In the early OEM efi days, we had customers who put 100 gallon L-tank aux fuel tanks on their pickups for long distance trailer pulling (think horse trailers, cross-country). With their normal pumps, pre-efi, no problems. With EFI, could not do. Tried the biggest Holley race pumps and still no workie. That was the first time we realized that EFI took PRESSURE and VOLUME at the same time! We ended up having to get the little inline EFI pumps at about $100USD in the later 1980s. YIKES, but they worked. An area aux fuel tank manufacturer had them.
It's ONE thing to mount the reservoir/sump/pump combination on the core support by the horn as the normal pump supplies it. Then the internal high-pressure pump takes over and feeds the EFI unit.
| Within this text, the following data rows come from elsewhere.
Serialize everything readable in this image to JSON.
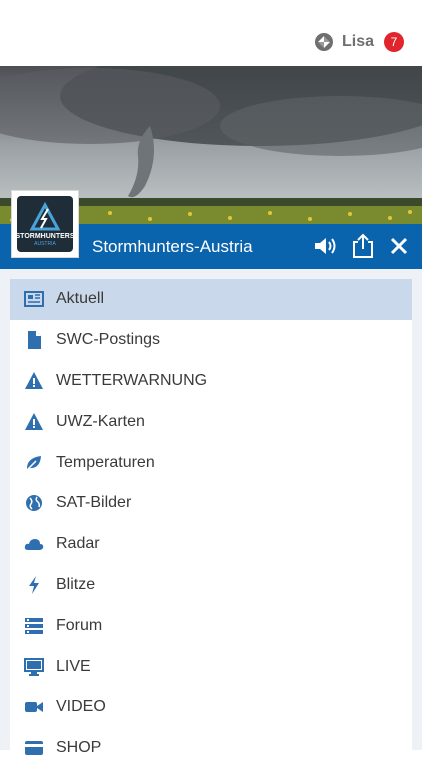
{
  "user": {
    "name": "Lisa",
    "notification_count": "7"
  },
  "header": {
    "title": "Stormhunters-Austria",
    "logo_text": "STORMHUNTERS",
    "logo_sub": "AUSTRIA"
  },
  "colors": {
    "accent": "#0a63ad",
    "active_bg": "#c9d8ea",
    "badge": "#e0262c",
    "icon": "#2f6fb0"
  },
  "menu": {
    "items": [
      {
        "label": "Aktuell",
        "icon": "newspaper-icon",
        "active": true
      },
      {
        "label": "SWC-Postings",
        "icon": "document-icon"
      },
      {
        "label": "WETTERWARNUNG",
        "icon": "warning-icon"
      },
      {
        "label": "UWZ-Karten",
        "icon": "warning-icon"
      },
      {
        "label": "Temperaturen",
        "icon": "leaf-icon"
      },
      {
        "label": "SAT-Bilder",
        "icon": "globe-icon"
      },
      {
        "label": "Radar",
        "icon": "cloud-icon"
      },
      {
        "label": "Blitze",
        "icon": "bolt-icon"
      },
      {
        "label": "Forum",
        "icon": "server-icon"
      },
      {
        "label": "LIVE",
        "icon": "monitor-icon"
      },
      {
        "label": "VIDEO",
        "icon": "video-camera-icon"
      },
      {
        "label": "SHOP",
        "icon": "credit-card-icon"
      }
    ]
  }
}
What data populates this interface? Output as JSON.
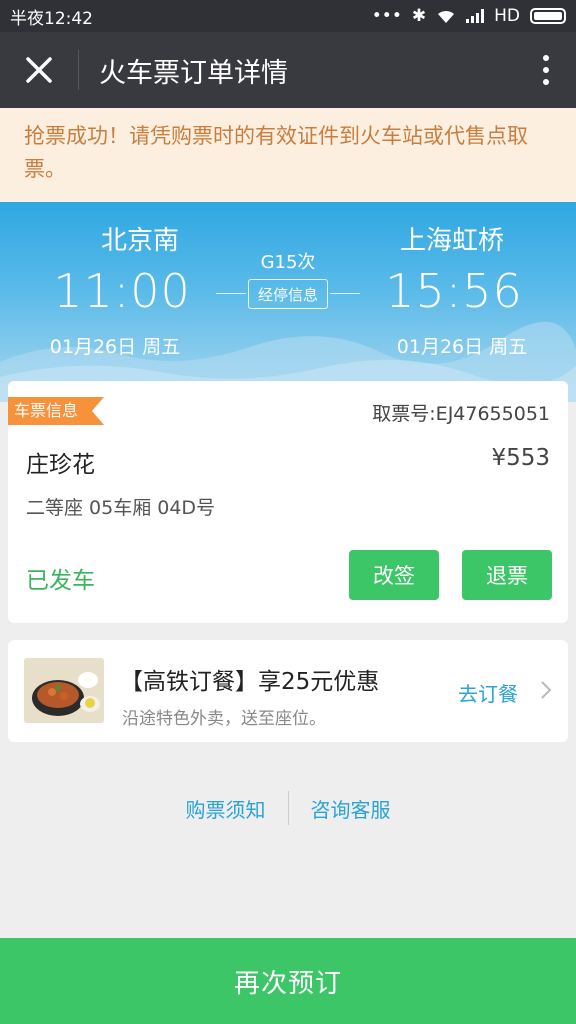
{
  "status_bar": {
    "time": "半夜12:42",
    "network": "HD"
  },
  "app_bar": {
    "close_icon": "close-icon",
    "title": "火车票订单详情",
    "more_icon": "more-vertical-icon"
  },
  "notice": {
    "text": "抢票成功！请凭购票时的有效证件到火车站或代售点取票。"
  },
  "trip": {
    "from_station": "北京南",
    "to_station": "上海虹桥",
    "depart_time": "11:00",
    "arrive_time": "15:56",
    "depart_date": "01月26日 周五",
    "arrive_date": "01月26日 周五",
    "train_no": "G15次",
    "stops_label": "经停信息"
  },
  "ticket": {
    "ribbon": "车票信息",
    "pickup_code": "取票号:EJ47655051",
    "passenger": "庄珍花",
    "price": "¥553",
    "seat": "二等座  05车厢 04D号",
    "status": "已发车",
    "change_label": "改签",
    "refund_label": "退票"
  },
  "meal": {
    "title": "【高铁订餐】享25元优惠",
    "subtitle": "沿途特色外卖，送至座位。",
    "action": "去订餐"
  },
  "links": {
    "notice_link": "购票须知",
    "service_link": "咨询客服"
  },
  "bottom": {
    "rebook_label": "再次预订"
  },
  "colors": {
    "accent_green": "#3dc668",
    "ribbon_orange": "#f7923c",
    "link_blue": "#2aa3d6",
    "notice_bg": "#fdefe0"
  }
}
BUT to have an EFI pump mounted at that level also means "no head" (as in fuel normally at that level), so harder to pull fuel it was not really designed to pull. One reason the electric fuel pumps are always mounted much lower in the body! They get natural fuel feed.
The OTHER thing is that with that higher mounting level, it can make the integrity of the fuel line behind the pump much more critical. ALL of the fuel line sections, not just the ones visibly seen. Especially with ethanol'd fuels.
In the later 1990s, we started to experience normal wear-out of OEM EFI in-tank pump modules. The defining symptom was "extended crank time". With a fuel pressure gauge installed, the engien would crank normally until the fuel pressure hit the magic min-pressure number of about 56psi. Just as the needle touched that number, the engine fired and ran. The old manual RoosaMaster diesel injection pumps were the same way.